Questions: Still Life: History and Meaning

5 questions to test your understanding

Score: 0 / 5
Question 1 Multiple Choice

A Dutch Golden Age still life depicts a table laden with exotic fruits, Chinese porcelain, Venetian glass, silver vessels, a half-peeled lemon, and an hourglass. What are the TWO simultaneous functions this type of composition typically serves?

AIt documents trade goods for insurance purposes and displays the painter's technical skill
BIt celebrates commercial wealth and global trade while also encoding a moral commentary on the transience of that wealth through symbols of mortality
CIt illustrates botanical and material science knowledge while serving as a decorative object for aristocratic interiors
DIt criticizes Dutch colonial commerce by contrasting exotic luxury goods with symbols of domestic simplicity
Question 2 Multiple Choice

A still life bouquet depicts roses, tulips, morning glories, and chrysanthemums all in the same vase. An art historian says this painting cannot represent a direct observation of real flowers. Why not?

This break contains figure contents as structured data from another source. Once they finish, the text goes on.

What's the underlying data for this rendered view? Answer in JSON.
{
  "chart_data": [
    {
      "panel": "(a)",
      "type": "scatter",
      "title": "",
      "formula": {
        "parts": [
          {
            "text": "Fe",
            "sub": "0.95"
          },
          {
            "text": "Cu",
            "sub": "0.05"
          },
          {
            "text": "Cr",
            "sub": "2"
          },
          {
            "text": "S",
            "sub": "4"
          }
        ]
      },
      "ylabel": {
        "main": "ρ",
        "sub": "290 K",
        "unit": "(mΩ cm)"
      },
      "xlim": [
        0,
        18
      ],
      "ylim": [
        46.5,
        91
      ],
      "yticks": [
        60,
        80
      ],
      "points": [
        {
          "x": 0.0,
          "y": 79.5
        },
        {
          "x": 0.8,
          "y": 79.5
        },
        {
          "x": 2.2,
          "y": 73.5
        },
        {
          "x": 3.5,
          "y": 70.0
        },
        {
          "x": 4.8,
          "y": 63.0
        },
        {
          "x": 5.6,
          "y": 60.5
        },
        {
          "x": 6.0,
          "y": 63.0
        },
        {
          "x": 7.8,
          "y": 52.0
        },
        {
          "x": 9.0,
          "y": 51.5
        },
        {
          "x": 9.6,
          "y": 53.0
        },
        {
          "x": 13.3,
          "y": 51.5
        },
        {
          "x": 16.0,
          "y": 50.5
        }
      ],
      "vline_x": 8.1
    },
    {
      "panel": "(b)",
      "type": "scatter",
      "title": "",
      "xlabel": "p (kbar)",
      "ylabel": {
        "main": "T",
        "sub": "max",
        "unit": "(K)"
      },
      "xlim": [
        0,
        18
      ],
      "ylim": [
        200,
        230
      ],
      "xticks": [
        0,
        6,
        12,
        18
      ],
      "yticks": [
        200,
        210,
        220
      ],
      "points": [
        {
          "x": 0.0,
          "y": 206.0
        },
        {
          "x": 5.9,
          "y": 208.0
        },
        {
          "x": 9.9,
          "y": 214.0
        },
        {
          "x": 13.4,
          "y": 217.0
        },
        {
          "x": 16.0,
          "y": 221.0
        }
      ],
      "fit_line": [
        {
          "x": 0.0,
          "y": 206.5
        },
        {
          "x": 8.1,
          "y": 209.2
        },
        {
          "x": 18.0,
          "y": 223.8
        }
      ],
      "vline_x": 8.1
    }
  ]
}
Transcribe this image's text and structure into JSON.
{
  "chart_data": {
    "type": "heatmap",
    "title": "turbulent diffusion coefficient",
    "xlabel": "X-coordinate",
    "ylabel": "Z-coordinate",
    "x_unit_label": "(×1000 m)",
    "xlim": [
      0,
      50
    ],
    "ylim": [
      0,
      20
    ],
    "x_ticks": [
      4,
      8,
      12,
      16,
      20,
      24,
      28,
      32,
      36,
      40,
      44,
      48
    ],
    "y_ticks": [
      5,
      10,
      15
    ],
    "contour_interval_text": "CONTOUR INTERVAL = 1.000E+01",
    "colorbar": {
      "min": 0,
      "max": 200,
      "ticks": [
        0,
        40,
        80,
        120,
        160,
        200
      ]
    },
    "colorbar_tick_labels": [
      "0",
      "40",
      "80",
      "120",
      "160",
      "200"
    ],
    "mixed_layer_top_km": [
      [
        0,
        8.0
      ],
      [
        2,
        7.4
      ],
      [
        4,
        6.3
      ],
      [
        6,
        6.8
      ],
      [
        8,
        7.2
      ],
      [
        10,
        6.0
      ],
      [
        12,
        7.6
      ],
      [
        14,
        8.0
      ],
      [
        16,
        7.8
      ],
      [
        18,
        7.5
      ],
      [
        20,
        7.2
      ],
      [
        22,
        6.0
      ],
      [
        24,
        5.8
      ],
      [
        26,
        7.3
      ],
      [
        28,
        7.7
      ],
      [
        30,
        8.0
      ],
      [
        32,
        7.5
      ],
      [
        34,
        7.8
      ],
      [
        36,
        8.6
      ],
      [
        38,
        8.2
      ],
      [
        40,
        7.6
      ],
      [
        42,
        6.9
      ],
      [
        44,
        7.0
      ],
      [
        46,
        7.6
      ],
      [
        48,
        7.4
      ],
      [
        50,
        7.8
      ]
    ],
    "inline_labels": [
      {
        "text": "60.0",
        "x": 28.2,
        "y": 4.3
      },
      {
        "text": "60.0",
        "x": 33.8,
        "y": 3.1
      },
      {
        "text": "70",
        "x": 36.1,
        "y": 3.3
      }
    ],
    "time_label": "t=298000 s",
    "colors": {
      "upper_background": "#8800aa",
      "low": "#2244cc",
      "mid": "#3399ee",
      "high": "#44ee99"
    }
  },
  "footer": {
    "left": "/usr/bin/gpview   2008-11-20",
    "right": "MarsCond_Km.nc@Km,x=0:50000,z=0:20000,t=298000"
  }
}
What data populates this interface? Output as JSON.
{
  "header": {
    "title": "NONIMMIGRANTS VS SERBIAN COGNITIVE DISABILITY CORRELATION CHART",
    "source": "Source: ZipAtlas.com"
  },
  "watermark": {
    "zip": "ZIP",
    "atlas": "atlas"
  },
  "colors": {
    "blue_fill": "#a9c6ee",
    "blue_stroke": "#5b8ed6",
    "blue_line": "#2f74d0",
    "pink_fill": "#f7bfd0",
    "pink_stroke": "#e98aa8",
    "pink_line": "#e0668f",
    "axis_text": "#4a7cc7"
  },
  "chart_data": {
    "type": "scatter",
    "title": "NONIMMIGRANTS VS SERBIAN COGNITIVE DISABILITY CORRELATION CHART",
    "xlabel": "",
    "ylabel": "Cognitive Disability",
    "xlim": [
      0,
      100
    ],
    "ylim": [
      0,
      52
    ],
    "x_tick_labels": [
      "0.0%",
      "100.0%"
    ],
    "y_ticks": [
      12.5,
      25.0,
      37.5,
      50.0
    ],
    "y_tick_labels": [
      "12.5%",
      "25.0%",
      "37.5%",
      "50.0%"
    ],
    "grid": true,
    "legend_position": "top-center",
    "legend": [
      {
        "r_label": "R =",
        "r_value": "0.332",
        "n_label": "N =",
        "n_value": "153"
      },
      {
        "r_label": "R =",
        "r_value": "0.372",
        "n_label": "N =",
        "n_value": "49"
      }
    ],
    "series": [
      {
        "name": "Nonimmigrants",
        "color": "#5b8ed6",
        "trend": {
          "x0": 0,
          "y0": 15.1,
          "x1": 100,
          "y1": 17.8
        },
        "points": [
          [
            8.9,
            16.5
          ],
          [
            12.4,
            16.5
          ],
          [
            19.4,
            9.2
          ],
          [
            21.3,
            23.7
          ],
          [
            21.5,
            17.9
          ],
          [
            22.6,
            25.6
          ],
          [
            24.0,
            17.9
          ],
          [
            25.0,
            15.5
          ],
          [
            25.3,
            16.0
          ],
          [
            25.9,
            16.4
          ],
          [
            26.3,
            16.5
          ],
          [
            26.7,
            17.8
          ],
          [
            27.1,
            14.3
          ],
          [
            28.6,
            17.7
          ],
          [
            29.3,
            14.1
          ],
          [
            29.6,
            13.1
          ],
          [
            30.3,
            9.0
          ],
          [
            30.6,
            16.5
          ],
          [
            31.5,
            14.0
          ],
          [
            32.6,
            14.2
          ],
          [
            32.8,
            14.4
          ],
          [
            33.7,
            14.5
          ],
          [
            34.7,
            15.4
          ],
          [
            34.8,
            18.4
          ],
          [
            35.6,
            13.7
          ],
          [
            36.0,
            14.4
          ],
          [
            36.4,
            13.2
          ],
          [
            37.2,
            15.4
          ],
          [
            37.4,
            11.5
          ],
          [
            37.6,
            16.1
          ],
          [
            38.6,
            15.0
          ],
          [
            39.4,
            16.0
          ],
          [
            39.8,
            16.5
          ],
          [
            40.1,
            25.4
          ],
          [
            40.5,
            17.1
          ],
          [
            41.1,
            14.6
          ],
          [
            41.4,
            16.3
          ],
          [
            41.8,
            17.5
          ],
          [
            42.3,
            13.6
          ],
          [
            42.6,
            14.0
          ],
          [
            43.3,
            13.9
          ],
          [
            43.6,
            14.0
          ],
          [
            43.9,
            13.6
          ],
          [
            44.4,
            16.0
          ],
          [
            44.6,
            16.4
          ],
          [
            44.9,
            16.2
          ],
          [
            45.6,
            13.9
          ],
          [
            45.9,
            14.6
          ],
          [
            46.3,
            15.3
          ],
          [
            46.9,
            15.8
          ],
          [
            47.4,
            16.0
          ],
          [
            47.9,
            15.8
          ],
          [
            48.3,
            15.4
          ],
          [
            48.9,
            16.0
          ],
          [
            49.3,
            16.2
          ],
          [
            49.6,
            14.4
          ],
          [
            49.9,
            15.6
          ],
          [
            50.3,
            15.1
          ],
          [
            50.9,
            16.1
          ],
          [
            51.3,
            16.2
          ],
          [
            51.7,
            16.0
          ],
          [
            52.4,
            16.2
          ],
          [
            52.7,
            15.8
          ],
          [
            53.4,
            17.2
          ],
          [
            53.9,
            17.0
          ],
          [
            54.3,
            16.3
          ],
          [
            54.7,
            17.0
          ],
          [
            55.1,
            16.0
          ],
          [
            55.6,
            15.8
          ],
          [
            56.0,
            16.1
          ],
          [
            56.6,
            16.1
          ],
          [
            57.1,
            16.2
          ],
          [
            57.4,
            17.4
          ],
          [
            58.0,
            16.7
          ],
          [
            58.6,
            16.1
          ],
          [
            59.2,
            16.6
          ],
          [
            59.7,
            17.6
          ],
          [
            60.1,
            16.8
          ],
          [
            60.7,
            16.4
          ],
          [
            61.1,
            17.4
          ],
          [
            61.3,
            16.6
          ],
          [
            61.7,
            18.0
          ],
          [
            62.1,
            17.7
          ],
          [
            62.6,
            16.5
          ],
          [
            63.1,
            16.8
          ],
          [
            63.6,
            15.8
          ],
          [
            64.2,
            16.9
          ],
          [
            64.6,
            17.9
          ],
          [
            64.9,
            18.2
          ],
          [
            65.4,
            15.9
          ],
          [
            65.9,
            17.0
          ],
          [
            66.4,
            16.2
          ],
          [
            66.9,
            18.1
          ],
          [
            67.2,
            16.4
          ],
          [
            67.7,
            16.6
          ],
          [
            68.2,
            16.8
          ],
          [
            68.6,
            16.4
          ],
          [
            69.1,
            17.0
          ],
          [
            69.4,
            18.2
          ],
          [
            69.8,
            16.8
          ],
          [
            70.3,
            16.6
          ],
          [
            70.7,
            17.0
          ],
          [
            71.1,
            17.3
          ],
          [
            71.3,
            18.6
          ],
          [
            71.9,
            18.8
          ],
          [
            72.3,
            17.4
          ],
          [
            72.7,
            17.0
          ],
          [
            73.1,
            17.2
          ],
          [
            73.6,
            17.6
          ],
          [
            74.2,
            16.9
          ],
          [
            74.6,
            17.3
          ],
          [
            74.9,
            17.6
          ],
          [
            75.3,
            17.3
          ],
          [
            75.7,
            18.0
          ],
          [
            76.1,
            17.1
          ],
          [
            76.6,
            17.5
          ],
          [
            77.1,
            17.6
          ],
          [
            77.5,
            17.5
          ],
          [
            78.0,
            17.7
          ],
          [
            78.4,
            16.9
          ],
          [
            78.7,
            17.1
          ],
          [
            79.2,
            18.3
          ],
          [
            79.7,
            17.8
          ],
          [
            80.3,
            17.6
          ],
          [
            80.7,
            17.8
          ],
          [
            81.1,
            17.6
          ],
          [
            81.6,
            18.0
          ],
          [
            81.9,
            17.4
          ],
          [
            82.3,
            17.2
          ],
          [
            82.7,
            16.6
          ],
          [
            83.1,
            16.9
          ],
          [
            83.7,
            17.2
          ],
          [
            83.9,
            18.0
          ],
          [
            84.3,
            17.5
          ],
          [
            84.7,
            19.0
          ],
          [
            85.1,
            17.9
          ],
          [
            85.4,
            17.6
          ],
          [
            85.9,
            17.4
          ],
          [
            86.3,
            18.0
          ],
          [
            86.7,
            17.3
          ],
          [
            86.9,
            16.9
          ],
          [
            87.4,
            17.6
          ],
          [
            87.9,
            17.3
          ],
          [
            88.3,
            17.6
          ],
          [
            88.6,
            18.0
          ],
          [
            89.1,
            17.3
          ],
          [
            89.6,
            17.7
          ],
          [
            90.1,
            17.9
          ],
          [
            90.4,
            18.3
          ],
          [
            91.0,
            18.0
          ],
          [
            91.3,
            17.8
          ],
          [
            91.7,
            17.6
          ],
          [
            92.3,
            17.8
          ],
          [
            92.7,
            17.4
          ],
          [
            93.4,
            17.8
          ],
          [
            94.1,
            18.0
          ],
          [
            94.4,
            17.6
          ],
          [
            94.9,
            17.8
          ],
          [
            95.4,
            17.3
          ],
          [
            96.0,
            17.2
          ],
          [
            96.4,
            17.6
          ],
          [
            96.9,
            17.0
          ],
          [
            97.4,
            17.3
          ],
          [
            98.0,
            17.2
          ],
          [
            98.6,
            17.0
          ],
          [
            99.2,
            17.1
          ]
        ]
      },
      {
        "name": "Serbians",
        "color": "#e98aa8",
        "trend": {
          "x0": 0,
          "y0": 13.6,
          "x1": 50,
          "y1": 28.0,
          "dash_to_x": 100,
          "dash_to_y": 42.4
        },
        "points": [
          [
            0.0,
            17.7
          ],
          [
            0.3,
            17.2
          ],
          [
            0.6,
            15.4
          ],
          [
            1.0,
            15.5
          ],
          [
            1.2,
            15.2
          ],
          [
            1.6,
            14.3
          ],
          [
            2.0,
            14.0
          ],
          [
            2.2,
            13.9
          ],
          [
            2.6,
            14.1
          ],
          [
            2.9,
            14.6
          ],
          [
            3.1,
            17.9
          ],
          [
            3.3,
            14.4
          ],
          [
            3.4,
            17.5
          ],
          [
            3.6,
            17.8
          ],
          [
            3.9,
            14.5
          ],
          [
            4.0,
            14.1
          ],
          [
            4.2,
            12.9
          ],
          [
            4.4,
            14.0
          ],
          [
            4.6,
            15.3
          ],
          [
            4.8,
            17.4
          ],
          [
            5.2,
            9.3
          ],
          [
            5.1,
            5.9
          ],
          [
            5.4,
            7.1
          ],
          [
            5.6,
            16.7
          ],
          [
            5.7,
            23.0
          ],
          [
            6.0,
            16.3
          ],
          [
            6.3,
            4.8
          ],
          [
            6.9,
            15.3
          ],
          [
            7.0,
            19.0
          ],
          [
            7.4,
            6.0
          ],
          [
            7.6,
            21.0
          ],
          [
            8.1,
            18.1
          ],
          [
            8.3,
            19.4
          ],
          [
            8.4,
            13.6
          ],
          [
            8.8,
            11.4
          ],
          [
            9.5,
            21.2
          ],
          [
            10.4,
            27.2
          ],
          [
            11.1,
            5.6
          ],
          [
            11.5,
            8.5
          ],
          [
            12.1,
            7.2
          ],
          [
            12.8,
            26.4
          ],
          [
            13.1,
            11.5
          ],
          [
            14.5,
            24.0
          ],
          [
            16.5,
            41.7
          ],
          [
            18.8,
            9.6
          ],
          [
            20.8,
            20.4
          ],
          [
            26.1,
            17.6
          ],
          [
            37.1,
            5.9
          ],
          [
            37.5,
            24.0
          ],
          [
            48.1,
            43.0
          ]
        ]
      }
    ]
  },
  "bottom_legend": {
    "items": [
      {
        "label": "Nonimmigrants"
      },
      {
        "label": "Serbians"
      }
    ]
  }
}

AThe flowers are too large relative to the vase, indicating the painter worked from imagination rather than observation
BRoses, tulips, morning glories, and chrysanthemums bloom in different seasons — they could never all be fresh simultaneously, so the composition is a constructed botanical ideal, not observed reality
CStill life painters always worked from memory, never from direct observation, because fresh flowers wilted before a painting could be completed
DThe combination of colors would be considered aesthetically impossible in Dutch painting conventions
Question 3 True / False

Still life was considered the lowest-ranking genre in the 17th-century academic hierarchy of painting — below history painting, portraiture, genre scenes, and landscape.

TTrue
FFalse
Question 4 True / False

Cézanne's paintings of apples and tabletops are best understood primarily as celebrations of the fruit's natural beauty, since still life's traditional role was to depict objects faithfully.

TTrue
FFalse
Question 5 Short Answer

Why do art historians argue that still life paintings are 'never merely neutral representation'? What must a viewer learn to do to fully read a still life?

Think about your answer, then reveal below.